Benami Transactions: Proper realty check goes beyond Benami


The Supreme Court‘s ruling on Tuesday that the amended 2016 law prohibiting benami property transactions cannot be applied retrospectively is legally sound. Rightly, it has quashed the jail terms in the original Benami Transactions (Prohibition) Act, 1988, as unconstitutional and manifestly arbitrary. In fact, the original law – to unearth property held in the name of someone other than the actual owner – was not even enforced because rules had not been framed to an authority to acquire benami properties. The verdict, delivered by a bench of Chief Justice N V Ramana and Justices Krishna Murari and Hima Kohli, effectively upholds a Calcutta High Court order saying the Benami Transactions (Prohibition) Amendment Act of 2016 cannot be given retrospective effect. GoI had challenged this order. Scrapping the retrospective bugbear will firewall benami properties – transacted between September 1988 when the original law was enacted, and December 2016 when the amended law came into force – from confiscation. This will provide relief to individuals facing action under the amended law.

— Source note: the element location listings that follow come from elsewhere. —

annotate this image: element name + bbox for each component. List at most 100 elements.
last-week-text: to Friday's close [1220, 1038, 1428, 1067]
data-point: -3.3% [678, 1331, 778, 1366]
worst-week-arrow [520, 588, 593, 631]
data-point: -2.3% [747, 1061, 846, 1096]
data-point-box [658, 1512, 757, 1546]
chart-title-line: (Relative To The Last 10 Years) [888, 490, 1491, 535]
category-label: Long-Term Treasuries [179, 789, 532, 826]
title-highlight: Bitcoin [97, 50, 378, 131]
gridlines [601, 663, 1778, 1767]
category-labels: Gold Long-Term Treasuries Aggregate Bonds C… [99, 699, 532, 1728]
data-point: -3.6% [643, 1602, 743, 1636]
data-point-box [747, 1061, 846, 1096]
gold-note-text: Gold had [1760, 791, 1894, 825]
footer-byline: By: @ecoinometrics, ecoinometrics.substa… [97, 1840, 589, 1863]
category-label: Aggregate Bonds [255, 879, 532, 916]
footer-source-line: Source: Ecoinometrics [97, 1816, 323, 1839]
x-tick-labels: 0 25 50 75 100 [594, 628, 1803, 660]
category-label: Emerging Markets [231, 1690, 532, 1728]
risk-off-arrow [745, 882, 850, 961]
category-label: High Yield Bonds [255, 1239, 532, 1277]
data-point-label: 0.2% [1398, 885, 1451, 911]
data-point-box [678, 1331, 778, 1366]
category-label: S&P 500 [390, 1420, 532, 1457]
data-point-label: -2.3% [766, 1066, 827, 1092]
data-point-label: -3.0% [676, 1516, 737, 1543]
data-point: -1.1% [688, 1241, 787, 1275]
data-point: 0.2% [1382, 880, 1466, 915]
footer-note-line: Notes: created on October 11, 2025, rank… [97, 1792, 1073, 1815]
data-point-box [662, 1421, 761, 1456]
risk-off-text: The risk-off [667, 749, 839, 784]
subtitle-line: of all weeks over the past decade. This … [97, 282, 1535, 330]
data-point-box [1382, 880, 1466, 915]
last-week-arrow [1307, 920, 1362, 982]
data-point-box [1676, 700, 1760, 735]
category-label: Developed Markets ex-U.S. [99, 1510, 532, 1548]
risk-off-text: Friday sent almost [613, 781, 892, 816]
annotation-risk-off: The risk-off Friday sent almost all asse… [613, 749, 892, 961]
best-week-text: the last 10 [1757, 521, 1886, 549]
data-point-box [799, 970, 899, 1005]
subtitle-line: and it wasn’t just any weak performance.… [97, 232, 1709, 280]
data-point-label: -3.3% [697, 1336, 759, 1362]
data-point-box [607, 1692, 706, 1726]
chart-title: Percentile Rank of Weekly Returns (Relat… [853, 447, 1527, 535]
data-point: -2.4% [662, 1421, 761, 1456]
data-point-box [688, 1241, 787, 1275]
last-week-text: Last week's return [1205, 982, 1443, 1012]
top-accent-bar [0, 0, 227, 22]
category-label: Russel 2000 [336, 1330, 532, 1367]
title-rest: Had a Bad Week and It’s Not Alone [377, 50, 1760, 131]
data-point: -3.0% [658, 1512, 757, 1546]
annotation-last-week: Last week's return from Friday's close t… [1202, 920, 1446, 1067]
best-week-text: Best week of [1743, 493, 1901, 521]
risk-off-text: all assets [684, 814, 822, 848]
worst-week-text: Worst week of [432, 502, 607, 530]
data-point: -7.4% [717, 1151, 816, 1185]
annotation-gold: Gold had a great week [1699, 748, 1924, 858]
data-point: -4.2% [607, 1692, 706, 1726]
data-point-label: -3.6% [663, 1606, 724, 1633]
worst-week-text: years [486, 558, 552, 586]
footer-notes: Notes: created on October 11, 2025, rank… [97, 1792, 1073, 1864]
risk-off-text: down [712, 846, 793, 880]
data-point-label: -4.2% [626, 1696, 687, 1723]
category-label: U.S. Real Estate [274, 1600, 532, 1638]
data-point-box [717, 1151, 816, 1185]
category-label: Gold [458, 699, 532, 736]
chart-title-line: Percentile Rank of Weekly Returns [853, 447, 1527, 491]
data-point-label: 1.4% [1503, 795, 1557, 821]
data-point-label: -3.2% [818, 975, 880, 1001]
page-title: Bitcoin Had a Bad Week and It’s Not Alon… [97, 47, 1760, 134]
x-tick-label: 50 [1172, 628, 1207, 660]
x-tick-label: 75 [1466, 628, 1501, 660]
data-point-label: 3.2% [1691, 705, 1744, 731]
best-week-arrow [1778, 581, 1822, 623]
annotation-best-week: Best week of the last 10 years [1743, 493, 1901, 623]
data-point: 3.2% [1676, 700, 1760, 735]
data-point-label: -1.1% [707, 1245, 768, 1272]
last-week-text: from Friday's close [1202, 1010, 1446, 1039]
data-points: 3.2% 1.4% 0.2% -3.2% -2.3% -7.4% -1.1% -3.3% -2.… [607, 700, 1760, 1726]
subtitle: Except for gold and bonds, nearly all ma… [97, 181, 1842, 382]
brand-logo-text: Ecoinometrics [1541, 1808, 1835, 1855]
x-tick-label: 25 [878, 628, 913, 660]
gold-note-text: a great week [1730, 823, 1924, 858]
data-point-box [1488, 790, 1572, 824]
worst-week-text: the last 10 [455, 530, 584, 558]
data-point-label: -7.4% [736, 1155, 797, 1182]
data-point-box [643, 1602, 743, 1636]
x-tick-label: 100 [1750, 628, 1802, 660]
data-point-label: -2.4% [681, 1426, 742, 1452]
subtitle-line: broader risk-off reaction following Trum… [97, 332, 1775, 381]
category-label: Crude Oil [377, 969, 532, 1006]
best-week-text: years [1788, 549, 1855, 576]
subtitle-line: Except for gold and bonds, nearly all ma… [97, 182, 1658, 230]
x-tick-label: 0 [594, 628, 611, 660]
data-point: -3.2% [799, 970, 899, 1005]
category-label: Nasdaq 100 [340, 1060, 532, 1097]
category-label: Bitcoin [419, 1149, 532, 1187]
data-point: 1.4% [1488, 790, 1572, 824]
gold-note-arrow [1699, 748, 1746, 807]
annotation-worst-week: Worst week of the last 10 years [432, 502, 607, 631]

The court has frowned upon GoI’s argument that the 1988 law had already created substantial law for criminalising the offence, and the 2016 amendments were merely clarificatory (to give effect to the 1988 Act). It ruled that the amendments were substantive (read: wider in scope and with harsher punishment). GoI can confiscate benami properties without any laid-down procedure. In general, the forfeiture provision (in the 2016 Act), being punitive in nature, can be applied only retrospectively, said the ruling.

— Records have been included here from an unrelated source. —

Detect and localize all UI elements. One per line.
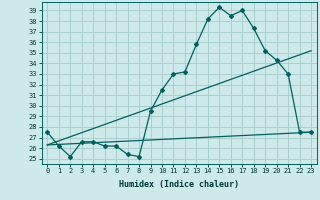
X-axis label: Humidex (Indice chaleur): Humidex (Indice chaleur): [119, 180, 239, 189]
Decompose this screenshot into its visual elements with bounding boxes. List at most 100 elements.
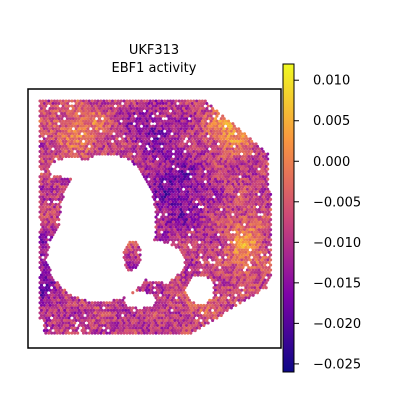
spot (170, 293, 174, 297)
spot (250, 286, 254, 290)
spot (139, 170, 144, 174)
spot (187, 147, 191, 151)
spot (164, 313, 168, 318)
spot (200, 170, 204, 174)
spot (229, 260, 233, 265)
spot (183, 296, 187, 300)
spot (93, 129, 97, 133)
spot (96, 301, 100, 305)
spot (55, 296, 59, 300)
spot (92, 112, 96, 116)
spot (266, 177, 270, 181)
spot (183, 210, 187, 214)
spot (141, 117, 145, 121)
spot (92, 323, 96, 328)
spot (269, 233, 273, 237)
spot (70, 109, 74, 113)
spot (151, 326, 155, 330)
spot (266, 192, 270, 196)
spot (184, 101, 189, 106)
spot (192, 235, 196, 239)
spot (208, 207, 212, 212)
spot (229, 190, 233, 194)
spot (183, 185, 187, 189)
spot (264, 220, 268, 224)
spot (44, 119, 48, 123)
spot (142, 316, 146, 320)
spot (211, 142, 215, 146)
spot (215, 205, 219, 209)
spot (219, 258, 223, 262)
spot (213, 288, 218, 292)
spot (211, 273, 215, 277)
spot (179, 283, 183, 287)
spot (263, 243, 267, 247)
spot (68, 112, 73, 116)
spot (248, 228, 252, 232)
spot (202, 313, 206, 318)
spot (173, 132, 177, 136)
spot (96, 139, 100, 143)
spot (208, 313, 212, 318)
spot (228, 167, 232, 171)
spot (126, 112, 131, 116)
spot (250, 190, 254, 194)
spot (244, 240, 248, 244)
spot (195, 129, 199, 133)
spot (186, 326, 190, 330)
spot (129, 268, 133, 272)
spot (195, 175, 199, 179)
spot (216, 308, 220, 312)
spot (157, 281, 161, 285)
spot (38, 306, 42, 310)
spot (45, 182, 49, 186)
spot (89, 101, 93, 106)
spot (237, 258, 241, 262)
spot (202, 243, 206, 247)
spot (124, 137, 128, 141)
spot (202, 132, 206, 136)
spot (151, 109, 155, 113)
spot (240, 157, 244, 161)
spot (93, 109, 97, 113)
spot (231, 122, 235, 126)
spot (174, 306, 178, 310)
spot (109, 107, 113, 111)
spot (137, 286, 141, 290)
spot (229, 286, 233, 290)
spot (184, 187, 189, 191)
spot (225, 283, 229, 287)
spot (226, 200, 231, 204)
spot (254, 238, 258, 242)
spot (269, 202, 273, 206)
spot (157, 235, 161, 239)
spot (170, 323, 174, 328)
spot (167, 187, 171, 191)
spot (209, 245, 213, 249)
spot (155, 152, 160, 156)
spot (145, 154, 149, 159)
spot (186, 321, 190, 325)
spot (193, 192, 197, 196)
spot (182, 101, 186, 106)
spot (180, 154, 184, 159)
spot (176, 142, 180, 146)
spot (261, 230, 265, 234)
spot (205, 112, 209, 116)
spot (184, 172, 189, 176)
spot (105, 311, 109, 315)
spot (251, 157, 255, 161)
spot (179, 248, 183, 252)
spot (263, 197, 267, 201)
spot (211, 298, 215, 302)
spot (55, 291, 59, 295)
spot (183, 129, 187, 133)
spot (266, 167, 270, 171)
spot (213, 273, 218, 277)
spot (228, 233, 232, 237)
spot (161, 212, 165, 217)
spot (141, 127, 145, 131)
spot (84, 149, 88, 154)
spot (163, 210, 167, 214)
spot (83, 329, 87, 333)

To expect this law to be a serious threat to the black economy is foolhardy. Real estate is still the most widely used medium to hide unaccounted money – benami properties and under-reporting land transactions being the obvious instruments. Unclear land titles facilitate such frauds, underscoring the need for a central registry system. Reform to bring real estate under GST and make poll funding transparent must not be delayed.